Foster zabiera również TikTokers za kulisy i mają wiele do powiedzenia.
„Jedną rzeczą, która zawsze mnie zaskakuje, jest to, że mogę coś tam opublikować i będę miała swoje konkretne podejście do historii, a wszystkie komentarze pójdą w zupełnie innym kierunku. I to informuje moje raporty” – powiedział Foster. „Kiedy byłem w Parlamencie kilka tygodni temu, zakryli pomnik Churchilla. Zrobiłem TikTok o tym, jak zamierzają również zakryć posągi Gandhiego i Mandeli i bardzo myślałem, że Churchill będzie tematem rozmowy, ale w rzeczywistości wszyscy zaczęli mówić o Gandhim.
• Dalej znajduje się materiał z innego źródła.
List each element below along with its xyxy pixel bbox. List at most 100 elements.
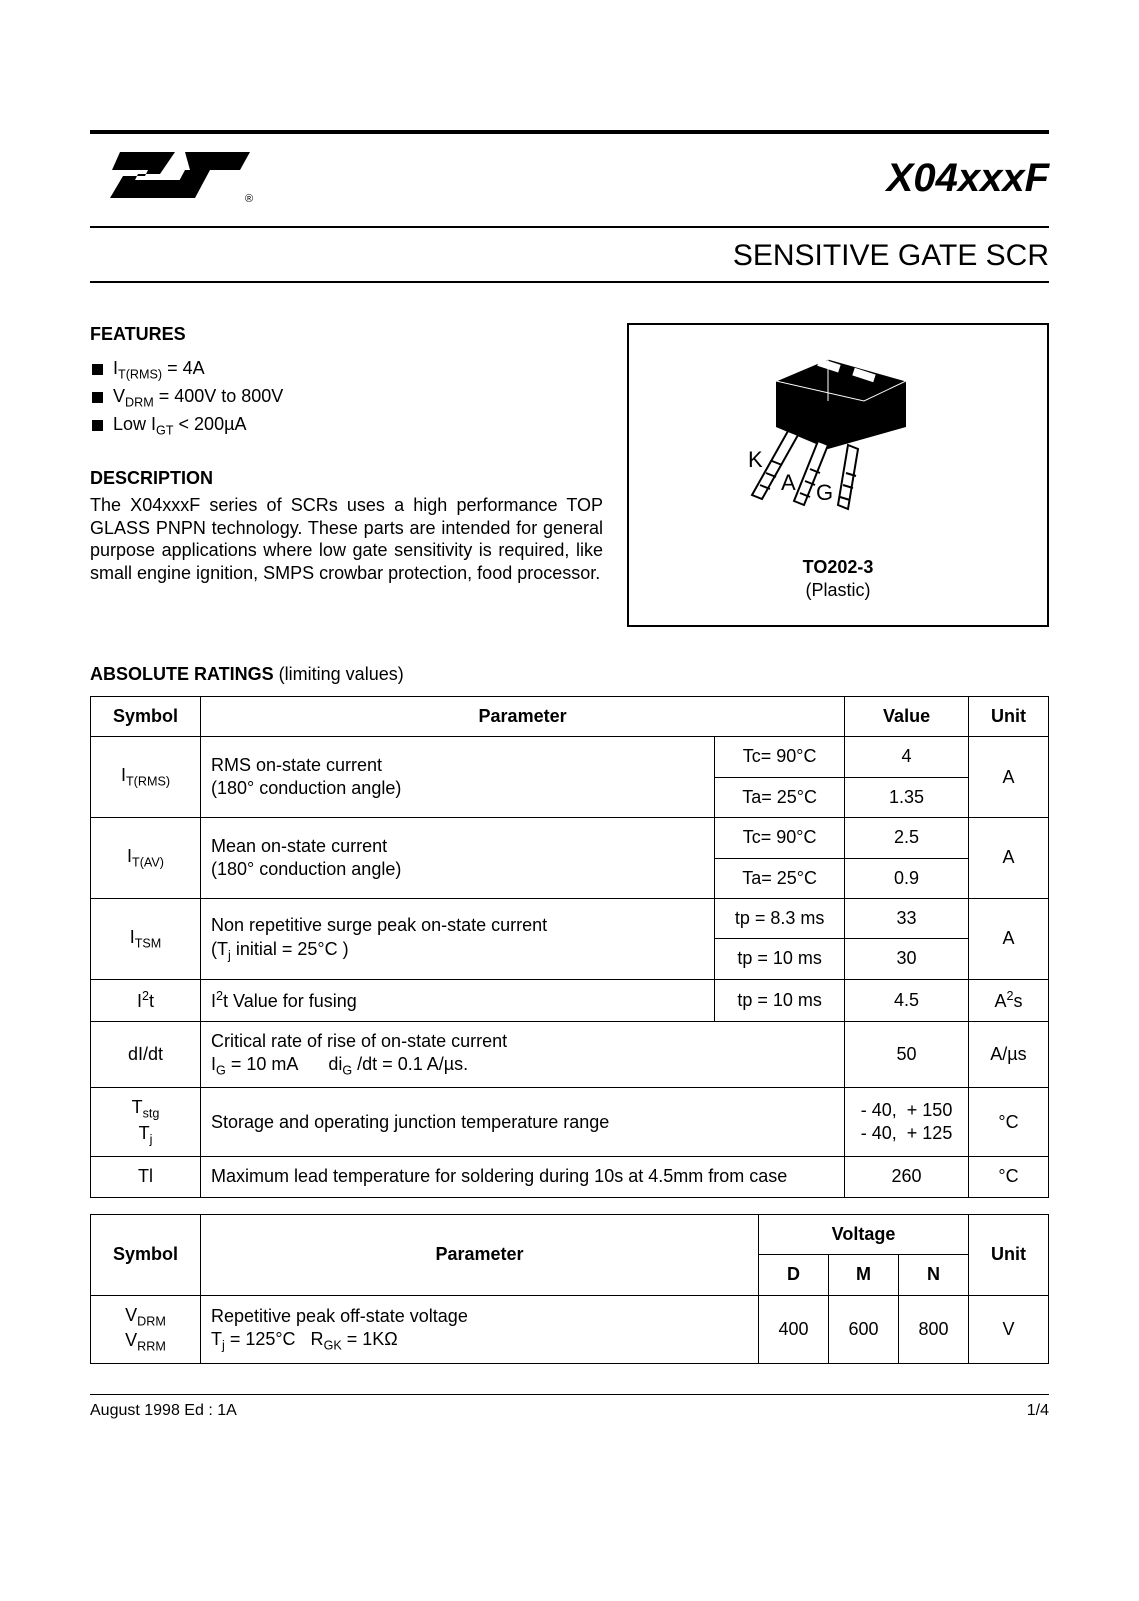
package-drawing-icon: K A G [718,341,958,547]
cell-symbol: TstgTj [91,1088,201,1157]
cell-value: - 40, + 150- 40, + 125 [845,1088,969,1157]
cell-value: 1.35 [845,777,969,817]
th-n: N [899,1255,969,1295]
footer-left: August 1998 Ed : 1A [90,1401,237,1422]
cell-value: 4.5 [845,979,969,1021]
cell-symbol: IT(RMS) [91,737,201,818]
description-body: The X04xxxF series of SCRs uses a high p… [90,494,603,584]
cell-condition: tp = 8.3 ms [715,898,845,938]
table-row: dI/dtCritical rate of rise of on-state c… [91,1022,1049,1088]
ratings-heading: ABSOLUTE RATINGS (limiting values) [90,663,1049,686]
absolute-ratings-table: Symbol Parameter Value Unit IT(RMS)RMS o… [90,696,1049,1198]
pin-k-label: K [748,447,763,472]
feature-text: Low IGT < 200µA [113,413,246,439]
table-row: TstgTjStorage and operating junction tem… [91,1088,1049,1157]
feature-item: IT(RMS) = 4A [92,357,603,383]
ratings-heading-rest: (limiting values) [274,664,404,684]
cell-unit: A [969,818,1049,899]
cell-n: 800 [899,1295,969,1364]
th-unit: Unit [969,696,1049,736]
feature-text: IT(RMS) = 4A [113,357,205,383]
cell-symbol: Tl [91,1157,201,1197]
rule [90,281,1049,283]
cell-condition: Tc= 90°C [715,737,845,777]
cell-parameter: I2t Value for fusing [201,979,715,1021]
cell-value: 4 [845,737,969,777]
cell-unit: A/µs [969,1022,1049,1088]
cell-parameter: Critical rate of rise of on-state curren… [201,1022,845,1088]
th-value: Value [845,696,969,736]
package-material: (Plastic) [803,579,874,602]
th-parameter: Parameter [201,696,845,736]
cell-unit: V [969,1295,1049,1364]
title-row: ® X04xxxF [90,134,1049,220]
cell-symbol: IT(AV) [91,818,201,899]
cell-parameter: Storage and operating junction temperatu… [201,1088,845,1157]
cell-unit: A2s [969,979,1049,1021]
th-voltage: Voltage [759,1214,969,1254]
cell-symbol: ITSM [91,898,201,979]
package-name: TO202-3 [803,556,874,579]
cell-symbol: dI/dt [91,1022,201,1088]
features-heading: FEATURES [90,323,603,346]
th-symbol: Symbol [91,1214,201,1295]
table-row: TlMaximum lead temperature for soldering… [91,1157,1049,1197]
cell-symbol: VDRMVRRM [91,1295,201,1364]
cell-parameter: Mean on-state current(180° conduction an… [201,818,715,899]
cell-value: 0.9 [845,858,969,898]
cell-value: 260 [845,1157,969,1197]
feature-item: VDRM = 400V to 800V [92,385,603,411]
cell-parameter: Maximum lead temperature for soldering d… [201,1157,845,1197]
cell-unit: A [969,898,1049,979]
cell-m: 600 [829,1295,899,1364]
cell-value: 30 [845,939,969,979]
cell-value: 2.5 [845,818,969,858]
features-list: IT(RMS) = 4AVDRM = 400V to 800VLow IGT <… [90,357,603,439]
ratings-tbody: IT(RMS)RMS on-state current(180° conduct… [91,737,1049,1197]
subtitle: SENSITIVE GATE SCR [90,228,1049,281]
top-content: FEATURES IT(RMS) = 4AVDRM = 400V to 800V… [90,323,1049,626]
cell-condition: tp = 10 ms [715,979,845,1021]
table-row: ITSMNon repetitive surge peak on-state c… [91,898,1049,938]
pin-g-label: G [816,480,833,505]
table-row: I2tI2t Value for fusingtp = 10 ms4.5A2s [91,979,1049,1021]
footer: August 1998 Ed : 1A 1/4 [90,1394,1049,1422]
th-symbol: Symbol [91,696,201,736]
svg-text:®: ® [245,193,253,205]
feature-text: VDRM = 400V to 800V [113,385,283,411]
bullet-icon [92,364,103,375]
cell-value: 50 [845,1022,969,1088]
th-d: D [759,1255,829,1295]
cell-value: 33 [845,898,969,938]
footer-right: 1/4 [1027,1401,1049,1422]
datasheet-page: ® X04xxxF SENSITIVE GATE SCR FEATURES IT… [0,0,1139,1462]
bullet-icon [92,420,103,431]
cell-d: 400 [759,1295,829,1364]
cell-unit: °C [969,1157,1049,1197]
package-box: K A G TO202-3 (Plastic) [627,323,1049,626]
st-logo-icon: ® [90,140,260,216]
description-heading: DESCRIPTION [90,467,603,490]
cell-unit: A [969,737,1049,818]
table-row: VDRMVRRM Repetitive peak off-state volta… [91,1295,1049,1364]
bullet-icon [92,392,103,403]
table-row: IT(RMS)RMS on-state current(180° conduct… [91,737,1049,777]
cell-condition: Tc= 90°C [715,818,845,858]
ratings-heading-bold: ABSOLUTE RATINGS [90,664,274,684]
th-m: M [829,1255,899,1295]
part-number: X04xxxF [887,152,1049,204]
cell-symbol: I2t [91,979,201,1021]
th-unit: Unit [969,1214,1049,1295]
cell-unit: °C [969,1088,1049,1157]
left-column: FEATURES IT(RMS) = 4AVDRM = 400V to 800V… [90,323,603,626]
cell-parameter: Non repetitive surge peak on-state curre… [201,898,715,979]
cell-condition: tp = 10 ms [715,939,845,979]
pin-a-label: A [781,470,796,495]
cell-condition: Ta= 25°C [715,858,845,898]
th-parameter: Parameter [201,1214,759,1295]
cell-condition: Ta= 25°C [715,777,845,817]
cell-parameter: Repetitive peak off-state voltageTj = 12… [201,1295,759,1364]
cell-parameter: RMS on-state current(180° conduction ang… [201,737,715,818]
feature-item: Low IGT < 200µA [92,413,603,439]
voltage-table: Symbol Parameter Voltage Unit D M N VDRM… [90,1214,1049,1365]
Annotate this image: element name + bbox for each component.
Znajduje nawet historie i garściami za pośrednictwem aplikacji. Na początku tego miesiąca TikTokers oznaczył go tagami na filmach przedstawiających protestujących popychanych przez policję, które szybko przekazał swoim kolegom z CNN, aby je zrelacjonowali.
„TikTok ani żadna z tych platform społecznościowych nie zastępują rozmów osobistych ani rozmów telefonicznych. Nie zastępuje dziennikarstwa, które publikujemy w innych miejscach” – powiedział Hernandez. „Ale daje nam to możliwość znalezienia większej liczby źródeł, różnych źródeł, które moglibyśmy przeoczyć, i dotarcia do różnych społeczności, do których nie moglibyśmy dotrzeć w inny sposób”.
Podobnie jak wszystkie TikTokers, dziennikarze na platformie muszą pracować z algorytmem aplikacji i unikać bąbelków filtrujących, które mogą uwięzić ich treści po jednej stronie platformy. Istnieje jednak potencjał, aby wykorzystać aplikację do wyszukiwania nowych historii, angażowania szerszej publiczności i uczenia widzów o branży dziennikarskiej.
Foster zrobił nawet TIK Tok o tym.
Max Foster na TikTok
Eliana Miller jest świeżo upieczoną absolwentką Bowdoin College. Możesz skontaktować się z nią na Twitterze @ Elianamm23. lub e-mailem na adres e-mail.